Later that same day, the Sentinels announced their VALORANT lineup, which was headlined by Sinatraa. Like many Overwatch League players, Sinatraa was leaving to pursue new opportunities in the very promising VALORANT landscape. He was by far the most impressive Overwatch League player to leave for VALORANT.
“The move to Valorant is no doubt a huge step in my career, and I couldn’t be more excited about the opportunity.” Sinatraa explained in the press release. “When I saw the team that Sentinels has put together, with so much experience from different esports, I knew that this was the right place to go and I’m excited to be at the front of it. To all my fans who have supported me over the years, the future feels really bright right now and I can’t wait to show everyone what we can do.”

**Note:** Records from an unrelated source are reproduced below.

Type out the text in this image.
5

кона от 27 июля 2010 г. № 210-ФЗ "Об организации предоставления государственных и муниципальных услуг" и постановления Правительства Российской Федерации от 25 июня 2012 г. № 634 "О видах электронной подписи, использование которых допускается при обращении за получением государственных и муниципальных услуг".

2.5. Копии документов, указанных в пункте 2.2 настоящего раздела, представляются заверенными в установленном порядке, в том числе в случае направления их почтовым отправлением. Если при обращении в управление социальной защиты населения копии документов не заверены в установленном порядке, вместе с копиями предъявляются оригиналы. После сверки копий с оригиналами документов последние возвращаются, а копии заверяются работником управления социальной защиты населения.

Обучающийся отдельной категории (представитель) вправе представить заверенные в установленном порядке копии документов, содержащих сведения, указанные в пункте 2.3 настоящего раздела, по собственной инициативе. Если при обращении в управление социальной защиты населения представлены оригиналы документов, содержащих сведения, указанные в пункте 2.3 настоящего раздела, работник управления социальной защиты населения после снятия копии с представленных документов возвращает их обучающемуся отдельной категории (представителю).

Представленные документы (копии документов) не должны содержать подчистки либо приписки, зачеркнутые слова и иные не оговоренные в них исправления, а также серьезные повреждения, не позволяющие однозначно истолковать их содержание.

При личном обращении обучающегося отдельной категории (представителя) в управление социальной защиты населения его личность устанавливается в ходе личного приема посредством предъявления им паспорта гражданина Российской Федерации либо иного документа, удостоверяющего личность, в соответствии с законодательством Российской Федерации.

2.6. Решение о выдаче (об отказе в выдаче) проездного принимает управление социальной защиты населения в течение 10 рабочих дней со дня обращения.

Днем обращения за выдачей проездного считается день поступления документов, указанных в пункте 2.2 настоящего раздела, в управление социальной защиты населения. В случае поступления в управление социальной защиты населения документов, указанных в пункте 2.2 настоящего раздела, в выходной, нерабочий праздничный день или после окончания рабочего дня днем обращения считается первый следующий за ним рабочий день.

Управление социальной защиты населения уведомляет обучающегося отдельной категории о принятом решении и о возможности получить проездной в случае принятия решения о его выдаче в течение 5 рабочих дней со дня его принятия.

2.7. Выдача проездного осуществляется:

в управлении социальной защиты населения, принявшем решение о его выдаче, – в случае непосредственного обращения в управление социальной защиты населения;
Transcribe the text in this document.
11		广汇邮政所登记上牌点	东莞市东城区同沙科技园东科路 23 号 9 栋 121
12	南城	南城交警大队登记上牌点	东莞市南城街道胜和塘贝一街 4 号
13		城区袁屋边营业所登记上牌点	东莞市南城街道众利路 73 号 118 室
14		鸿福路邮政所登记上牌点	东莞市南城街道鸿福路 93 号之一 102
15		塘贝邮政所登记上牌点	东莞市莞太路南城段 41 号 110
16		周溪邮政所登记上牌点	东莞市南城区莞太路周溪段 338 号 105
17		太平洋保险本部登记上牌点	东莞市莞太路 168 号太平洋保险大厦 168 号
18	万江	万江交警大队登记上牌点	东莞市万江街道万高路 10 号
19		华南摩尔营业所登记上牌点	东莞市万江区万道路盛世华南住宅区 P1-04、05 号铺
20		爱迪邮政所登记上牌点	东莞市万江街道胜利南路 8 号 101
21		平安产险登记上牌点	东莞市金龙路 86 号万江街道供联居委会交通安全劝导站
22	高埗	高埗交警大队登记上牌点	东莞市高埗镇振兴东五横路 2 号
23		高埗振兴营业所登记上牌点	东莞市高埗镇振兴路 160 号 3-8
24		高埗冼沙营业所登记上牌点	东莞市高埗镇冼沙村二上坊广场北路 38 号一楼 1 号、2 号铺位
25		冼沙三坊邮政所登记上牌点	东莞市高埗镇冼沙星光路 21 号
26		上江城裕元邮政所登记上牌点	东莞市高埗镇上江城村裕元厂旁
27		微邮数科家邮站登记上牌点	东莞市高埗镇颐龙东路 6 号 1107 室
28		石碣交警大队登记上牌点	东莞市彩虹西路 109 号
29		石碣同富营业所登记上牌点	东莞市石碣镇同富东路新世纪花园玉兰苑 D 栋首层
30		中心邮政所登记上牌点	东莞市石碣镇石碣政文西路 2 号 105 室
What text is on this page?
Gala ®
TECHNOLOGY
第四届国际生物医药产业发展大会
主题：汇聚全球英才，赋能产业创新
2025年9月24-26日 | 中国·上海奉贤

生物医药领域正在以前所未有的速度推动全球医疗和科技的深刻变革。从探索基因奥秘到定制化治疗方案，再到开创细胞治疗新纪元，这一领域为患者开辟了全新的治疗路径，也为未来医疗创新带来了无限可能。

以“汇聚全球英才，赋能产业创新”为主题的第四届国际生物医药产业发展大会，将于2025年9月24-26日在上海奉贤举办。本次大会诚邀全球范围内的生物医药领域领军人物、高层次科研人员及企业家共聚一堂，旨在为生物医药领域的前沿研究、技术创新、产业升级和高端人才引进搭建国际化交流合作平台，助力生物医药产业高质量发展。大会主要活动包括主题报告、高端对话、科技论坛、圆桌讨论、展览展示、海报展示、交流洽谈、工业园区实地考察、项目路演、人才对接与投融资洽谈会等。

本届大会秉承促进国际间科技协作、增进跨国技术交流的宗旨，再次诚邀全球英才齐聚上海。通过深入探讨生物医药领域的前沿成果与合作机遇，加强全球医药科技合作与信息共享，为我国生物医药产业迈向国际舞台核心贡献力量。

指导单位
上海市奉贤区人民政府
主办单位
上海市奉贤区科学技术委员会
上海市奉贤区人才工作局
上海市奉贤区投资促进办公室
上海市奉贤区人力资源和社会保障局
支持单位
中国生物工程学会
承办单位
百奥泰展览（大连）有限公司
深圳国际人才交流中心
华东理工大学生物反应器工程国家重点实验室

The VALORANT esports scene is still in its infancy. Since the release of VALORANT the Sentinels, led by Sinatraa, have won a few B-Tier online events and most recently came in second to the TSM at the Ignition Series FaZe Clan Invitational. During that event the Sentinels had the opportunity to play against and defeat the newly announced FaZe team, which is in part made up of Sinatraa’s former teammates from the U.S. Overwatch World Cup team.
His true tests in VALORANT are still yet to come, since no majors have been held or even announced. But Sinatraa’s mechanical skills are hard to deny, regardless of the game. The young prodigy will no doubt excel in VALORANT just as he did in Overwatch.